Os olhos de Nisumba lançaram chispas, os pingentes se agitavam sobre seu colo negro e reluzente. Ela rolou por terra e seu belo corpo se retorcia como uma serpente enfurecida. Cansa, ameaçado de perdê-la e tomado de uma terrível volúpia, teve medo e, corroído por um novo desejo, declarou:

– Pois bem! Devac morrerá! Mas não me deixes!

Um clarão de triunfo brilhou nos olhos de Nisumba, uma onda de sangue ruborizou sua face negra. Depois, roçando-o com seus seios de ébano, de onde exalavam perfumes capitosos, e tocando-os com os lábios ardentes, murmurou em voz baixa:

– Nós ofereceremos um sacrifício a Cali, a deusa do Desejo e da Morte, e ela nos dará um filho que será o senhor do mundo!

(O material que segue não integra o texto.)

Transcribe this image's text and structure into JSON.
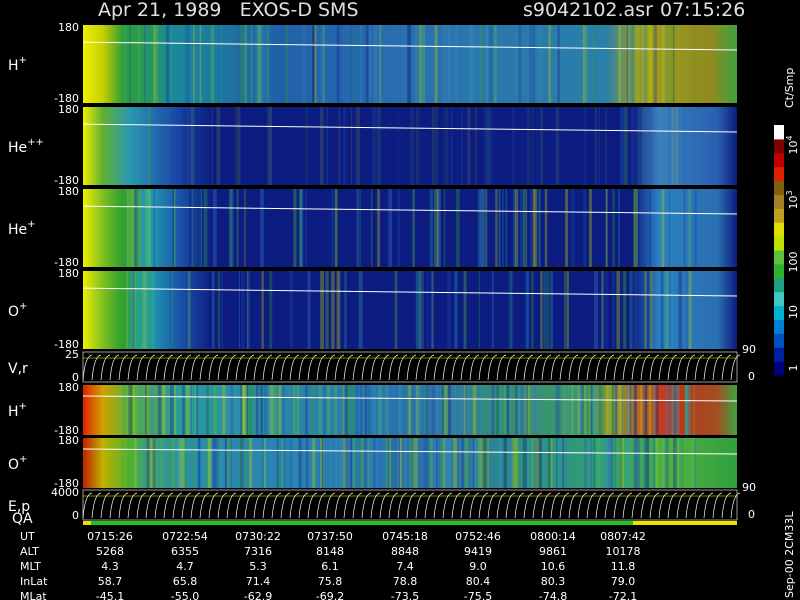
{
  "header": {
    "title": "Apr 21, 1989   EXOS-D SMS",
    "file": "s9042102.asr",
    "time": "07:15:26"
  },
  "panels": [
    {
      "ion": "H",
      "charge": "+",
      "ytop": "180",
      "ybottom": "-180"
    },
    {
      "ion": "He",
      "charge": "++",
      "ytop": "180",
      "ybottom": "-180"
    },
    {
      "ion": "He",
      "charge": "+",
      "ytop": "180",
      "ybottom": "-180"
    },
    {
      "ion": "O",
      "charge": "+",
      "ytop": "180",
      "ybottom": "-180"
    },
    {
      "ion": "V,r",
      "ytop": "25",
      "ybottom": "0",
      "rtop": "90",
      "rbottom": "0"
    },
    {
      "ion": "H",
      "charge": "+",
      "ytop": "180",
      "ybottom": "-180"
    },
    {
      "ion": "O",
      "charge": "+",
      "ytop": "180",
      "ybottom": "-180"
    },
    {
      "ion": "E,p",
      "ytop": "4000",
      "ybottom": "0",
      "rtop": "90",
      "rbottom": "0"
    }
  ],
  "qa_label": "QA",
  "colorbar": {
    "unit": "Ct/Smp",
    "labels": [
      {
        "base": "10",
        "exp": "4"
      },
      {
        "base": "10",
        "exp": "3"
      },
      {
        "base": "100"
      },
      {
        "base": "10"
      },
      {
        "base": "1"
      }
    ]
  },
  "footer": {
    "rows": [
      {
        "label": "UT",
        "values": [
          "0715:26",
          "0722:54",
          "0730:22",
          "0737:50",
          "0745:18",
          "0752:46",
          "0800:14",
          "0807:42"
        ]
      },
      {
        "label": "ALT",
        "values": [
          "5268",
          "6355",
          "7316",
          "8148",
          "8848",
          "9419",
          "9861",
          "10178"
        ]
      },
      {
        "label": "MLT",
        "values": [
          "4.3",
          "4.7",
          "5.3",
          "6.1",
          "7.4",
          "9.0",
          "10.6",
          "11.8"
        ]
      },
      {
        "label": "InLat",
        "values": [
          "58.7",
          "65.8",
          "71.4",
          "75.8",
          "78.8",
          "80.4",
          "80.3",
          "79.0"
        ]
      },
      {
        "label": "MLat",
        "values": [
          "-45.1",
          "-55.0",
          "-62.9",
          "-69.2",
          "-73.5",
          "-75.5",
          "-74.8",
          "-72.1"
        ]
      }
    ]
  },
  "side_note": "Sep-00 2CM33L"
}
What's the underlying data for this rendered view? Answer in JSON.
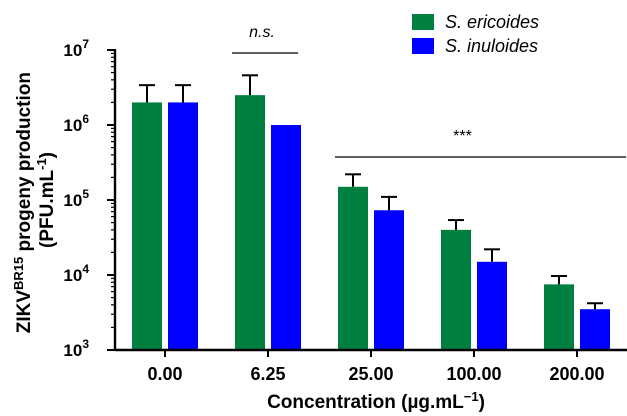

Todavia, naquela mesma noite, o Pirohita, chefe do sacrifício, viu em sonho o rei Cansa tirando a espada contra sua irmã. Dirigiu-se logo para os aposentos da virgem Devac, anunciou-lhe que um perigo de morte a ameaçava e ordenou-lhe que, sem demora, se refugiasse entre os anacoretas. Devac, instruída pelo sacerdote do fogo, disfarçou-se em penitente e saiu do palácio de Cansa, deixando a cidade de Madura sem que ninguém percebesse. Pela manhã, bem cedo, os soldados a procuraram para matá-la, mas encontraram o quarto vazio. O rei interrogou os guardas da cidade, obtendo a resposta de que as portas permaneceram fechadas durante toda a noite. Entretanto, disseram eles que, enquanto dormiam, tinham visto os muros sombrios da fortaleza se partirem sob um raio de luz e uma mulher sair da cidade, seguindo-o.

Cansa compreendeu que um poder invencível protegia Devac. Desde então o pavor penetrou em sua alma e ele passou a odiar mortalmente a irmã.